Флор почернел, когда услышал из динамиков: «Он вышел за бухлотоном». Гневно шелестя листьями, цветок разочарованно пискнул, а после из всех щелей машины полезли лозы. Машина-осьминог имела не восемь, а тысячи ног, которые раскидывали всех, кто пытался добраться до Хьюго. В какой-то момент машина начала набирать высоту, и Доку оставалось лишь молча наблюдать, гадая почему привычный шелест сменился шуршанием февральского снега? Что именно таким образом проклинает Флор? Постановочное шоу? Бюрократическую вселенную? А может быть Кубовски и все остальное? Отбив троицу от преследователей и расфасовав по машине: девушку на переднее, Хьюго к себе, а смешную лошадку в багажник – он обиженно укутался листьями, плевав на то, что машина не умеет летать. Та обрушилась на зануду-трезвенника, скачущего верхом на бизосе. Марафонская симфония прервалась на миг из-за лязгающего звука похожий на разбившийся с большой высоты помидуз. Шайка голодных падальщиков тут же бросилась выгрызать мясо из-под колес уезжающей машины, и те, кто бежали мимо боялись их кровожадных взглядов. Мясо зануды не ел никто, лишь какой-то восьминог посасывал кусочек его мозга, словно конфету, которая кажется гадкой и через секунду-другую не останется ничего, кроме как выплюнуть её.

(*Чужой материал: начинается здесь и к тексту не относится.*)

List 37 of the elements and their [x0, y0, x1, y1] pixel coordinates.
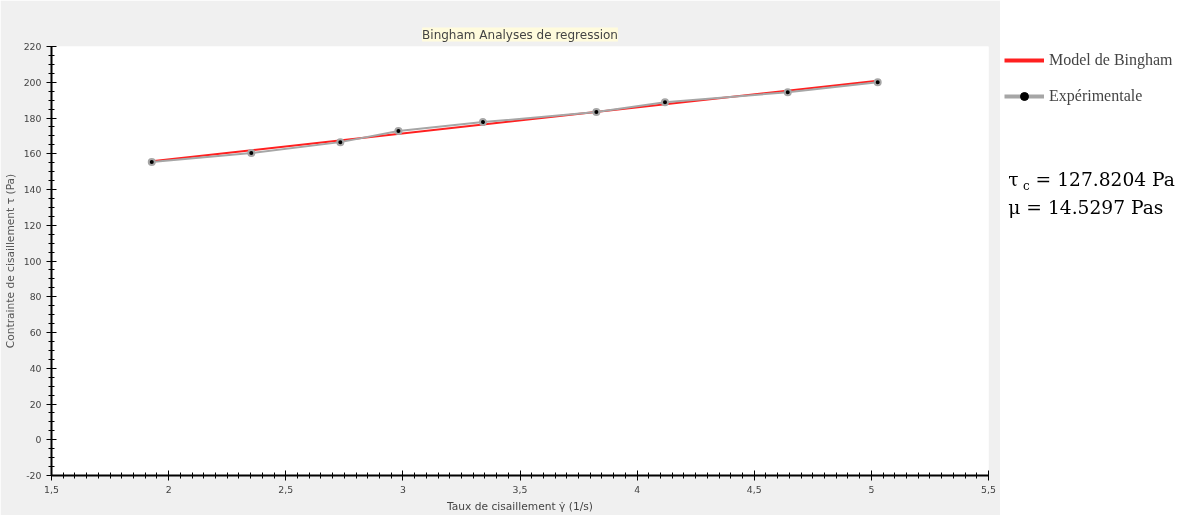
y-tick-label: 100 — [23, 255, 42, 267]
y-tick-label: 60 — [29, 327, 42, 338]
x-axis-title: Taux de cisaillement γ̇ (1/s) — [446, 499, 593, 513]
legend-label: Expérimentale — [1049, 87, 1143, 105]
point — [336, 138, 345, 147]
x-tick-label: 5 — [868, 483, 875, 495]
point — [147, 157, 156, 166]
point — [783, 88, 792, 97]
point — [661, 98, 669, 107]
x-tick-label: 3,5 — [512, 483, 528, 495]
point — [394, 127, 403, 136]
y-tick-label: 220 — [23, 41, 42, 52]
y-axis-title: Contrainte de cisaillement τ (Pa) — [3, 173, 17, 349]
x-tick-label: 4 — [634, 483, 641, 495]
y-tick-label: 160 — [23, 148, 42, 160]
point — [478, 118, 487, 127]
y-tick-label: 40 — [29, 362, 42, 374]
y-tick-label: 200 — [23, 76, 42, 88]
point — [592, 108, 601, 117]
point — [873, 78, 882, 87]
y-tick-label: 0 — [35, 434, 42, 446]
y-tick-label: 80 — [29, 291, 42, 303]
text: μ = 14.5297 Pas — [1008, 196, 1164, 218]
x-tick-label: 2 — [165, 483, 172, 495]
x-tick-label: 4,5 — [746, 483, 762, 495]
legend-label: Model de Bingham — [1049, 51, 1173, 69]
y-tick-label: 180 — [23, 112, 42, 124]
x-tick-label: 1,5 — [44, 483, 59, 495]
y-tick-label: -20 — [26, 470, 42, 481]
y-tick-label: 20 — [29, 398, 42, 410]
y-tick-label: 120 — [23, 219, 42, 231]
y-tick-label: 140 — [23, 184, 42, 195]
point — [247, 149, 256, 158]
x-tick-label: 5,5 — [981, 483, 996, 495]
x-tick-label: 2,5 — [278, 483, 294, 495]
chart-title: Bingham Analyses de regression — [422, 27, 618, 42]
x-tick-label: 3 — [399, 483, 406, 495]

– Может кто-то мне расскажет почему за вами бежит голая толпа? – спросил Док, проверяя в зеркале заднего вида не закончили ли падальщики с мясом, чтобы вновь присоединиться к марафону.

– Если бы какой-то идиот все не испортил, – КК начинал выходить из себя.

– Хватит, Карл, – буркнула Джалинда, а после развалилась в кресле, высунула ноги в окно и закурила.

– Держитесь!

Возвращение на обочину ознаменовалось успехом, но только лишь потому, что слоноподобное существо пнуло машинку вместо того, чтобы раздавить. Марафонцы по-прежнему бежали по дороге, машины ехали по обочине, а искатели бланка – орали на Дока, осознав, что слоноподобное существо едва их не отправило к праотцам. «Быть раздавленными всяко лучше, чем шум и гам, что здесь, что там», – заключил Док, а после рявкнул, как пират старой закалки: «МОЛЧАААТЬ», – и даже на улице, марафонцы близ машины решили заткнуться.

– На кой ляд вам потребовалась такая толпа?

– Для штурма одного местечка, Кубовски, хватит делать вид, что мы незнакомы! – отчеканил КК.

– Может Энакин?! – с осторожной ухмылкой человека, решившего разрядить обстановку прокричал Хьюго.

– Не думаю, что имя Энакин подходит тебе, Хьюго, – с нежностью матери проговорила Джалинда, и после этих слов в машине воцарилась тишина.

Из-под зеленых листьев показалась черная точка, напоминающая камешек, вставленный ребенком в снеговика. Уолли медленно моргнул, тряхнул бутоном на голове сбросив немного безвредной пыльцы, от которой все закашлялись, а после, словно несколько минут назад не размазал по асфальту зануду-трезвенника и бизоса, протянул лозу к радио, выкрутив на полную.

«В эфире Анигиляша с планеты Дестрой! Наконец-то руководство нашло трезвого оператора и небольшой корабль на котором мы подлетаем к лидеру забега, обманщику девятьсот девяносто девятому, едущему на авто…»

– Нужно нагнать Джонни и чем-нибудь помочь парню, – обращался к Хьюго Док.

– А причем здесь Джонни? – спросил Хьюго, не отрывая взгляда от отражения лба Джалинды, где появилась вопросительная складочка.

– И кто такой этот Джонни? – с пренебрежением к очередному компаньону Кубовски выкрикивал КК.

– И почему ты делаешь вид, что не знаешь нас? – превращалась в фурию Джалинда.

– Может объяснишь им? – убавив громкость прошелестел Флор.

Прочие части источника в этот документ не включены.